2009’un nasıl geçtiğini, ne sonuçlar doğurduğunu iyi çözümleyebilirsek, 2010 için tahminde bulunmak kolaylaşabilir.
***
Mehmet Ali Birand, 31 Aralık tarihinde Posta’da, 2009 yılı bakımından önemli saptamalar yaptı.
“2009’un kazananları: Erdoğan, Gülen ve Öcalan…” başlığını taşıyan bu yazıdan bazı satırları siz değerli okurlarımla paylaşmak istiyorum:
“Başbakan, tek başına karar veren ve ülkeyi hemen her konuda tek başına yöneten bir konuma girdi.
…Bürokrasi ve belediyeler, neredeyse tümüyle Ak Parti’nin etkin denetimine girdi…
…Bu çerçevede yargı’nın da bu etki sahasının içine girdiğini belirtmeliyiz.
Kendi zenginini yarattı.
…İş dünyası da Ak Parti’nin kontrolüne girdi.

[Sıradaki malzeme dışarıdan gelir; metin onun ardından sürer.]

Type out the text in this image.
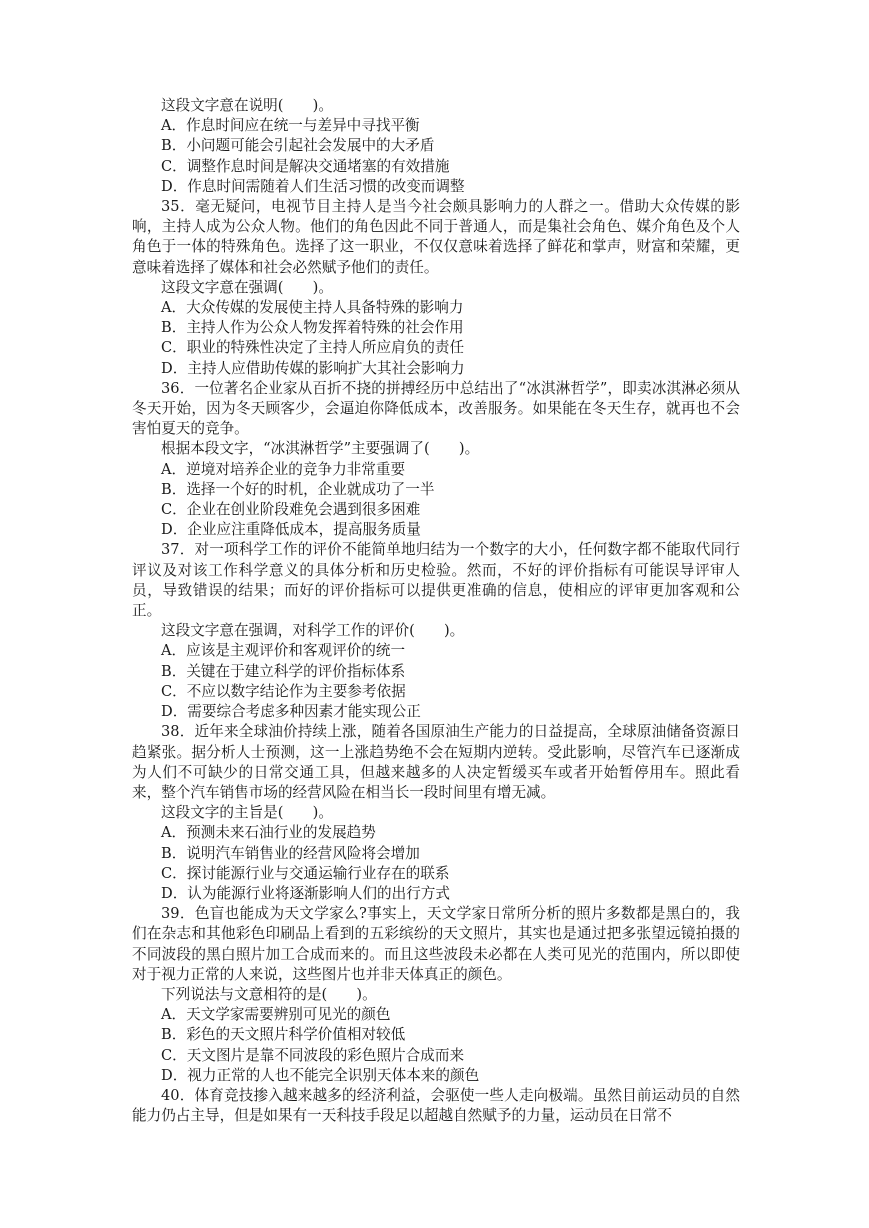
这段文字意在说明(　　)。

A．作息时间应在统一与差异中寻找平衡

B．小问题可能会引起社会发展中的大矛盾

C．调整作息时间是解决交通堵塞的有效措施

D．作息时间需随着人们生活习惯的改变而调整

35．毫无疑问，电视节目主持人是当今社会颇具影响力的人群之一。借助大众传媒的影响，主持人成为公众人物。他们的角色因此不同于普通人，而是集社会角色、媒介角色及个人角色于一体的特殊角色。选择了这一职业，不仅仅意味着选择了鲜花和掌声，财富和荣耀，更意味着选择了媒体和社会必然赋予他们的责任。

这段文字意在强调(　　)。

A．大众传媒的发展使主持人具备特殊的影响力

B．主持人作为公众人物发挥着特殊的社会作用

C．职业的特殊性决定了主持人所应肩负的责任

D．主持人应借助传媒的影响扩大其社会影响力

36．一位著名企业家从百折不挠的拼搏经历中总结出了“冰淇淋哲学”，即卖冰淇淋必须从冬天开始，因为冬天顾客少，会逼迫你降低成本，改善服务。如果能在冬天生存，就再也不会害怕夏天的竞争。

根据本段文字，“冰淇淋哲学”主要强调了(　　)。

A．逆境对培养企业的竞争力非常重要

B．选择一个好的时机，企业就成功了一半

C．企业在创业阶段难免会遇到很多困难

D．企业应注重降低成本，提高服务质量

37．对一项科学工作的评价不能简单地归结为一个数字的大小，任何数字都不能取代同行评议及对该工作科学意义的具体分析和历史检验。然而，不好的评价指标有可能误导评审人员，导致错误的结果；而好的评价指标可以提供更准确的信息，使相应的评审更加客观和公正。

这段文字意在强调，对科学工作的评价(　　)。

A．应该是主观评价和客观评价的统一

B．关键在于建立科学的评价指标体系

C．不应以数字结论作为主要参考依据

D．需要综合考虑多种因素才能实现公正

38．近年来全球油价持续上涨，随着各国原油生产能力的日益提高，全球原油储备资源日趋紧张。据分析人士预测，这一上涨趋势绝不会在短期内逆转。受此影响，尽管汽车已逐渐成为人们不可缺少的日常交通工具，但越来越多的人决定暂缓买车或者开始暂停用车。照此看来，整个汽车销售市场的经营风险在相当长一段时间里有增无减。

这段文字的主旨是(　　)。

A．预测未来石油行业的发展趋势

B．说明汽车销售业的经营风险将会增加

C．探讨能源行业与交通运输行业存在的联系

D．认为能源行业将逐渐影响人们的出行方式

39．色盲也能成为天文学家么?事实上，天文学家日常所分析的照片多数都是黑白的，我们在杂志和其他彩色印刷品上看到的五彩缤纷的天文照片，其实也是通过把多张望远镜拍摄的不同波段的黑白照片加工合成而来的。而且这些波段未必都在人类可见光的范围内，所以即使对于视力正常的人来说，这些图片也并非天体真正的颜色。

下列说法与文意相符的是(　　)。

A．天文学家需要辨别可见光的颜色

B．彩色的天文照片科学价值相对较低

C．天文图片是靠不同波段的彩色照片合成而来

D．视力正常的人也不能完全识别天体本来的颜色

40．体育竞技掺入越来越多的经济利益，会驱使一些人走向极端。虽然目前运动员的自然能力仍占主导，但是如果有一天科技手段足以超越自然赋予的力量，运动员在日常不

Daha da önemlisi, parti kendi zenginlerini yarattı.
…Aydın Doğan’a uygulanan vergi cezası, muhalif iş çevrelerini korkuttu, pıstırdı. Seslerini çıkaramaz duruma soktu.
Kendi medyasını kurdu.
Şimdiye kadar hiçbir iktidara nasip olmayacak sayıda ve genişlikte, Ak Parti iktidarına destek veren gazete-tv kanalına sahip oldu. Muhalif medya ise açıkça ürktü. Bunun sonucunda, Ak Parti medya üzerinde de son derece yaygın bir kontrol oluşturabildi.

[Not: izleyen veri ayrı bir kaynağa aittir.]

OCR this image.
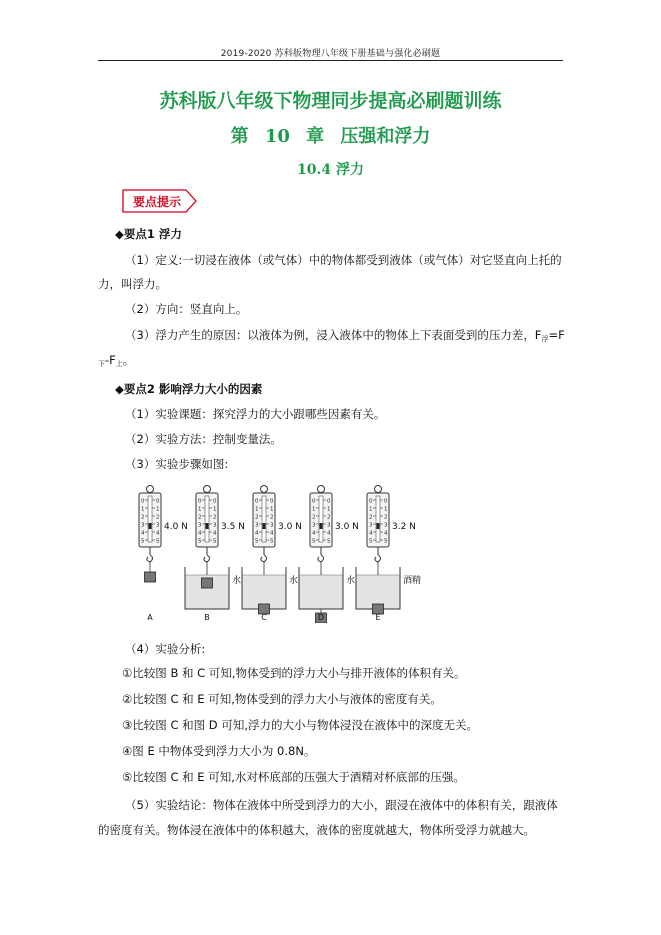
2019-2020 苏科版物理八年级下册基础与强化必刷题
苏科版八年级下物理同步提高必刷题训练
第 10 章 压强和浮力
10.4 浮力
要点提示
◆要点1 浮力
（1）定义:一切浸在液体（或气体）中的物体都受到液体（或气体）对它竖直向上托的
力，叫浮力。
（2）方向：竖直向上。
（3）浮力产生的原因：以液体为例，浸入液体中的物体上下表面受到的压力差，$F_浮=F$
$_下-F_上$。
◆要点2 影响浮力大小的因素
（1）实验课题：探究浮力的大小跟哪些因素有关。
（2）实验方法：控制变量法。
（3）实验步骤如图:
0 0
1 1
2 2
3 3
4 4
5 5
4.0 N
A
0 0
1 1
2 2
3 3
4 4
5 5
3.5 N
水
B
0 0
1 1
2 2
3 3
4 4
5 5
3.0 N
水
C
0 0
1 1
2 2
3 3
4 4
5 5
3.0 N
水
D
0 0
1 1
2 2
3 3
4 4
5 5
3.2 N
酒精
E
（4）实验分析:
①比较图 B 和 C 可知,物体受到的浮力大小与排开液体的体积有关。
②比较图 C 和 E 可知,物体受到的浮力大小与液体的密度有关。
③比较图 C 和图 D 可知,浮力的大小与物体浸没在液体中的深度无关。
④图 E 中物体受到浮力大小为 0.8N。
⑤比较图 C 和 E 可知,水对杯底部的压强大于酒精对杯底部的压强。
（5）实验结论：物体在液体中所受到浮力的大小，跟浸在液体中的体积有关，跟液体
的密度有关。物体浸在液体中的体积越大，液体的密度就越大，物体所受浮力就越大。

TSK ile ilişkilerde de, Erdoğan şimdiye kadar hiçbir iktidarda görülmemiş oranda dengeleri dönüştürdü.
…Erdoğan’dan çekinen … bir Genelkurmay görüntüsü doğdu.
…2009’un ikinci “kazananı” ise Abdullah Öcalan oldu.

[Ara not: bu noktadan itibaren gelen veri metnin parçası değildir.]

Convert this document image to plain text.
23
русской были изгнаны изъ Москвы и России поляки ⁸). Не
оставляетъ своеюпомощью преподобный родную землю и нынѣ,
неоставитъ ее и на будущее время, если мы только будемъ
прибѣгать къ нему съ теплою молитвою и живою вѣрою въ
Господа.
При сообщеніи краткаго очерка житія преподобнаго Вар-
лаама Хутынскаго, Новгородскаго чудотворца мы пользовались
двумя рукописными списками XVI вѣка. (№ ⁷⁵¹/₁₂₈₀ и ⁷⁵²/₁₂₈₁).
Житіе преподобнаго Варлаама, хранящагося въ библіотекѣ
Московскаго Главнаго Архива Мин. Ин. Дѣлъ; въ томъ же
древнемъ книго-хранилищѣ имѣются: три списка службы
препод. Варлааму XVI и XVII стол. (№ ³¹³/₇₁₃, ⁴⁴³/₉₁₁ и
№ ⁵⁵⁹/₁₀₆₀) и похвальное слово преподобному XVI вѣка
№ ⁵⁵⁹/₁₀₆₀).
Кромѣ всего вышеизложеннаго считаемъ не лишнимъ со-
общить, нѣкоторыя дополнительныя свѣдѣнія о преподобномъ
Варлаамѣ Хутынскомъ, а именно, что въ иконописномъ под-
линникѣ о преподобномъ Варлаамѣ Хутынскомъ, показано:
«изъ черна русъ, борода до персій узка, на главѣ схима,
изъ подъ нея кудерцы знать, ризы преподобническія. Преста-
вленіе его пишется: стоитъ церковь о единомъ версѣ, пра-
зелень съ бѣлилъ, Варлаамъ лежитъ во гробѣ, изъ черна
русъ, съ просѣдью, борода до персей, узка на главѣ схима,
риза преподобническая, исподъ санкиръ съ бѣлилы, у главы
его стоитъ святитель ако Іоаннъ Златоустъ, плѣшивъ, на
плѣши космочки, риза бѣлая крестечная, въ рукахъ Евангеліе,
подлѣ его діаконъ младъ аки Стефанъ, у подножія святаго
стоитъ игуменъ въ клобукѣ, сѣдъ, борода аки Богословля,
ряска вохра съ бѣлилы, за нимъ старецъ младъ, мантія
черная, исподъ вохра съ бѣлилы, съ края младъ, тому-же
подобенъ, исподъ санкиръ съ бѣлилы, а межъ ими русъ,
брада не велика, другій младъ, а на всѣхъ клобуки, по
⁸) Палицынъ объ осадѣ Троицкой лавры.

…Kürt Sorunu-PKK terörü sürecinde, onsuz hiçbir şey yapılamayacağını ispat etti.
…Amerika’da tedavisini sürdürmesine rağmen, Gülen’e gönül vermiş olan cemaat, ülkenin bürokrasisinde ve çeşitli kurumlarındaki ağırlıklarını büyük oranda arttırdılar.
…Ak Parti ile kader birliğini sürdürüyorlar. Ak Parti sayesinde, eski asker ve yargı baskısından kurtulduklarından dolayı da, artık çok daha kolaylıkla hareket edebiliyorlar.
…Poliste, Silahlı Kuvvetler’de, medyada ve bürokrasideki yapılanmalarının gerçek mi, yoksa bir şehir efsanesi mi olduğu, bir türlü tam anlamıyla bilinmez. Buna rağmen, genel olarak 2009 yılında Cemaat’in etkinliği kabul edilen bir unsur oldu.”
***
Birand, 1 Ocak 2010’da da 2009’un “Kaybedenlerini” yazdı.
Listesi şöyle:
İşsiz kalan vatandaşlarımız.
Ulusalcı cephe.
DTP.
Medya.
Avrupa Birliği.
İsrail.
***
Birand’ın saptamaları ilginç.
Kazanan ve kaybedenlere başka bazı maddeler de eklenebilir ama bu listeler esas itibarıyla 2009’un nasıl geçtiği hakkında gerçekçi bir izlenim veriyor.
Birand’ın saptamaları çerçevesinde 2010 yılında ciddi sorunlar yaşayacağımızı kestirmek için kâhin olmaya gerek yok.
Dilerim bu sorunları çok fazla bedel ödemeden aşarız!